Ноги несли меня по булыжной мостовой, рабочие кварталы сменялись уютными улочками, по которым неуловимым ветерком начал сквозить запах шика.
«Похоже, район богатеев», — мелькнула мысль. И действительно: на глаза больше не попадались практичные булочные или мясные лавки, зато пестрели вывески рестораций и дамских салонов. На перекрестке появился даже газетчик со свежим выпуском местной многотиражки.
— Сенсация, сенсация! — верещал пацаненок в кургузом сюртуке, размахивая листовкой. — Только в свежем выпуске «Столичных известий» все правда об убийстве достопочтенной крауфы Анжалийской! Кто станет наследником покойной миллионщицы? — вещал, не щадя глотки, продавец.
Какой-то щеголь кинул мальчишке серебряную монету, и пацаненок протянул ему газету. Я же от нечего делать стала наблюдать за франтом, что, поигрывая тростью, направился к терраске летнего кафе. Вот этот денди сел за столик, походя огладив взглядом стройную фигуру подскочившей к нему подавальщицы, вот развернул газету, ожидая свой заказ. Минуты не прошло, как пижон скривился, отложил прессу. Неужели «сенсация» его разочаровала?

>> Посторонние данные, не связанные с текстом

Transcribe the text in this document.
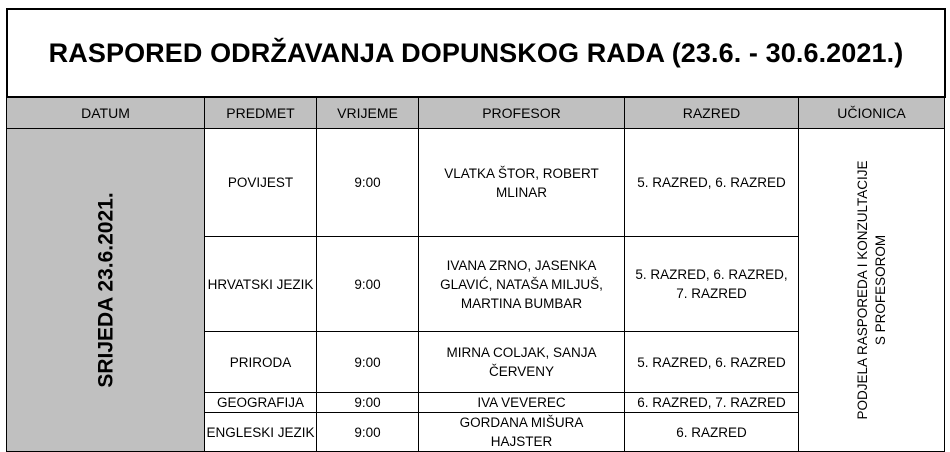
RASPORED ODRŽAVANJA DOPUNSKOG RADA (23.6. - 30.6.2021.)
DATUM	PREDMET	VRIJEME	PROFESOR	RAZRED	UČIONICA

SRIJEDA 23.6.2021.	POVIJEST	9:00	VLATKA ŠTOR, ROBERT MLINAR	5. RAZRED, 6. RAZRED	PODJELA RASPOREDA I KONZULTACIJE S PROFESOROM

	HRVATSKI JEZIK	9:00	IVANA ZRNO, JASENKA GLAVIĆ, NATAŠA MILJUŠ, MARTINA BUMBAR	5. RAZRED, 6. RAZRED, 7. RAZRED	
	PRIRODA	9:00	MIRNA COLJAK, SANJA ČERVENY	5. RAZRED, 6. RAZRED	
	GEOGRAFIJA	9:00	IVA VEVEREC	6. RAZRED, 7. RAZRED	
	ENGLESKI JEZIK	9:00	GORDANA MIŠURA HAJSTER	6. RAZRED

По тому как небрежно он отодвинул свое чтиво, как расплылся в плотоядной улыбке, следя за милашкой, что приняла его заказ и сейчас порхала меж столиков, я поняла: к газете он не вернется. И даже наверняка ее оставит, покидая террасу. Он уже о ней забыл, поглощенный новым, более интересным зрелищем: молоденькой обслужницей.
А вот мне бы эта газетка оказалась весьма полезна. Оттого я притаилась и стала ждать, когда же франт изволит отбыть.
Крысявка, которая вместе со мной битых полчаса наблюдала за тем, как «золотой» мальчик кадрит свое очередное развлечение, уже начала позевывать. Но вот наконец пижон расплатился, сунув в кулачок девушке несколько монет, и, шепнув ей что-то на ушко, удалился. Как я и полагала, оставив газету на столе. Пока девица занималась тем, что прятала щедрые чаевые в лиф платья, Энжения шустро проскакала по булыжнику, запрыгнула на террасу и, пропетляв меж столиками, взобралась на скатерть. Вонзив резцы в газету, голохвостая под истошный визг подавальщицы: «Крыса!» — дала деру за угол, где я и поджидала свою усатую героиню.
Ее подвиг был не напрасен. На предпоследней странице обнаружилось именно то, ради чего стоило пойти на бумажную кражу. В колонке объявлений среди прочих было одно, не сулившее золотых гор, а оттого перспективное.
«С 20-го по 30-е травеня при Академии двуединой магии проводится набор на курсы бонн для детей с магическими способностями. Обучение бесплатное, выдается стипендия. Наличие дара у абитуриенток обязательно».
Машинально глянула на дату выхода газеты — 29-е травеня.
Сухие, казенно-типовые слова, за которыми скрыто обещание желанной еды и средств к существованию. А в моем случае уж лучше специализация «няньки» и присмотр за одним ребенком, чем обслуживание дюжины клиентов в трактире. Хотя моя коллега — молодая мамочка, недавно сбежавшая из декрета на работу, заявляла, что ребенок — это двигатель внутреннего сгорания ее нервных клеток, и уж лучше она будет мешки с цементом таскать, чем цельными днями — дитя… Признаться, я ей не верила.
Я, как-то раз справившаяся с годовым финотчетом нашей фирмы для налоговой, да не смогу с пеленочником сладить?
Вот только крысявка не разделила мою радость, а покрутила лапой у виска.
— Больная или тебе жизнь не мила? — уточнила голохвостая.